Il Caso Sinner, quando il Diritto Sportivo perde la bussola del buon senso

Alcune osservazioni di chi si auto-definisce “un artigiano del diritto”. Necessario un ripensamento dei principi

La vicenda di Jannik Sinner offre uno spunto di riflessione non solo sulla responsabilità oggettiva, ma anche sugli altri due principi cardine del diritto sportivo: il criterio del “più probabile che non” e il principio di precauzione. Questi tre pilastri, pensati per tutelare l’integrità dello sport, rischiano talvolta di creare un sistema eccessivamente rigido che può portare a risultati paradossali.

La responsabilità oggettiva, come abbiamo visto, ha portato alla squalifica di Sinner nonostante l’assenza di dolo e di benefici prestazionali. Ma come si intrecciano gli altri due principi in questa vicenda?

Dentro al caso

Il criterio del “più probabile che non” (comfortablesatisfaction) rappresenta lo standard probatorio utilizzato nel diritto sportivo, posizionandosi a metà strada tra la “preponderanza delle prove” del diritto civile e il “oltre ogni ragionevole dubbio” del diritto penale. Nel caso Sinner, questo principio avrebbe dovuto portare a una valutazione più sfumata della situazione. Se è “più probabile che non” che l’atleta non avesse intenzione di doparsi e non ha ottenuto vantaggi prestazionali, come confermato dalla stessa WADA, perché applicare comunque una sanzione così rigida?

Sinner – Licenza Creative Commons

Il principio di precauzione, d’altra parte, giustifica l’adozione di misure preventive anche in assenza di certezza scientifica sui rischi. Questo principio si manifesta nella classificazione delle sostanze proibite e nell’aggiornamento costante delle liste antidoping. Nel caso del Clostebol utilizzato dal team di Sinner, il principio di precauzione ha portato alla sua inclusione nella lista delle sostanze vietate. Tuttavia, quando l’uso di tale sostanza avviene in un contesto terapeutico, senza alcuna finalità di enhancement prestazionle, l’applicazione rigida di questo principio rischia di trasformarsi in un eccesso di zelo regolatorio.

L’interazione tra questi tre principi nel caso Sinner crea una sorta di “tempesta perfetta” giuridica: la responsabilità oggettiva lo rende responsabile indipendentemente dalle circostanze; il criterio del “più probabile che non” viene applicato in modo meccanico nonostante le evidenze a suo favore; e il principio di precauzione giustifica una sanzione anche in assenza di rischi reali per l’integrità sportiva.

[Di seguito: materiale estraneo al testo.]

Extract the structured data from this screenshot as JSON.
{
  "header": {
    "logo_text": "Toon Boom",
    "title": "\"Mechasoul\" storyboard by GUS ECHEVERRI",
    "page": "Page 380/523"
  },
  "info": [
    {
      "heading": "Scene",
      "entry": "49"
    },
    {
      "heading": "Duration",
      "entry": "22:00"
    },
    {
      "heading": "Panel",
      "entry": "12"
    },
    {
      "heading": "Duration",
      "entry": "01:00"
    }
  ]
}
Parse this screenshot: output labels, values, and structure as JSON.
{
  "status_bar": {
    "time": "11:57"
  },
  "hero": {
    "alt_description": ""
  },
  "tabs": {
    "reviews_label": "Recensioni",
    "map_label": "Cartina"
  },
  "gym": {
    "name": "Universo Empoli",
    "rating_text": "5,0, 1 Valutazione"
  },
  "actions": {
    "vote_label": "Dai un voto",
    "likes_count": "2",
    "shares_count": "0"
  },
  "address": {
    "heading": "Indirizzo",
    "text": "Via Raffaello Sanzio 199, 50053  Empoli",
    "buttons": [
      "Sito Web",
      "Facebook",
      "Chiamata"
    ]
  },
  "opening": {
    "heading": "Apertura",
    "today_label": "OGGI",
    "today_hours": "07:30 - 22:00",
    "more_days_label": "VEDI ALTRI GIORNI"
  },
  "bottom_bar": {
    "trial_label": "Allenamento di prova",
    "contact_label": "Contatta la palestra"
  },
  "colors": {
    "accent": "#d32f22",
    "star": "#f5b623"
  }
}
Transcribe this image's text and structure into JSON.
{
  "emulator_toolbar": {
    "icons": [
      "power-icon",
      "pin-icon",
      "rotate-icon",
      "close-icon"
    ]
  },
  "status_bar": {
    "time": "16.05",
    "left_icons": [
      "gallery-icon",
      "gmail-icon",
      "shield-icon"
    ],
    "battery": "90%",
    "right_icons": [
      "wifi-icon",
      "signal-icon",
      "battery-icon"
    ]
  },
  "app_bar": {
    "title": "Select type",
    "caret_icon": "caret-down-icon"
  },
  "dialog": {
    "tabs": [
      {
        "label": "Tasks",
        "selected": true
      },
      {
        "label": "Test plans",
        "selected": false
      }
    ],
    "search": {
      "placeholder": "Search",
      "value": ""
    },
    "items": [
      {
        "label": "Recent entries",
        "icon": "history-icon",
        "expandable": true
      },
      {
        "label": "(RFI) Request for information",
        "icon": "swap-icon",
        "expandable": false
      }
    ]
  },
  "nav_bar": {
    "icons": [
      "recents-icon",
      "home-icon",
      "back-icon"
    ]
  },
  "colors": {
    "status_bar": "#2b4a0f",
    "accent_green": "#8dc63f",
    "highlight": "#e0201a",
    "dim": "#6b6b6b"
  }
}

Questa sovrapposizione di principi solleva questioni fondamentali sulla giustizia sportiva

Se il fine ultimo è proteggere l’integrità dello sport e garantire una competizione leale, un sistema che punisce anche chi non ha cercato vantaggi illeciti sta davvero servendo il suo scopo?

La rigidità nell’applicazione di questi principi rischia di trasformare il diritto sportivo in un meccanismo automatico di sanzione, perdendo di vista la necessità di una giustizia sostanziale. La vicenda assume i contorni di una ricerca del “capro espiatorio”, dove la necessità di dimostrare l’efficacia del sistema antidoping rischia di prevalere sulla ragionevolezza delle azioni intraprese. Il fatto che Sinner sia il numero uno del tennis mondiale sembra aver amplificato l’attenzione e la severità del trattamento.

Occorre ripensare i principi

Il caso Sinner suggerisce la necessità di un ripensamento nell’applicazione di questi principi. Non si tratta di abolirli, ma di interpretarli in modo più flessibile e contestualizzato. La responsabilità oggettiva potrebbe essere mitigata quando è evidente l’assenza di dolo e di benefici prestazionali. Il criterio del “più probabile che non” dovrebbe essere applicato non solo per stabilire la violazione formale, ma anche per valutare il contesto complessivo. Il principio di precauzione, infine, dovrebbe considerare non solo i rischi potenziali di una sostanza, ma anche le circostanze del suo utilizzo.

Solo attraverso una riforma del sistema che permetta un’applicazione più equilibrata di questi principi si potrà evitare che altri atleti si trovino vittime di un meccanismo che, nato per proteggere lo sport, rischia di trasformarsi in uno strumento di ingiustizia. Il caso Sinner potrebbe rappresentare un punto di svolta per ripensare il diritto sportivo in una direzione più equa e ragionevole, senza per questo compromettere la lotta al doping.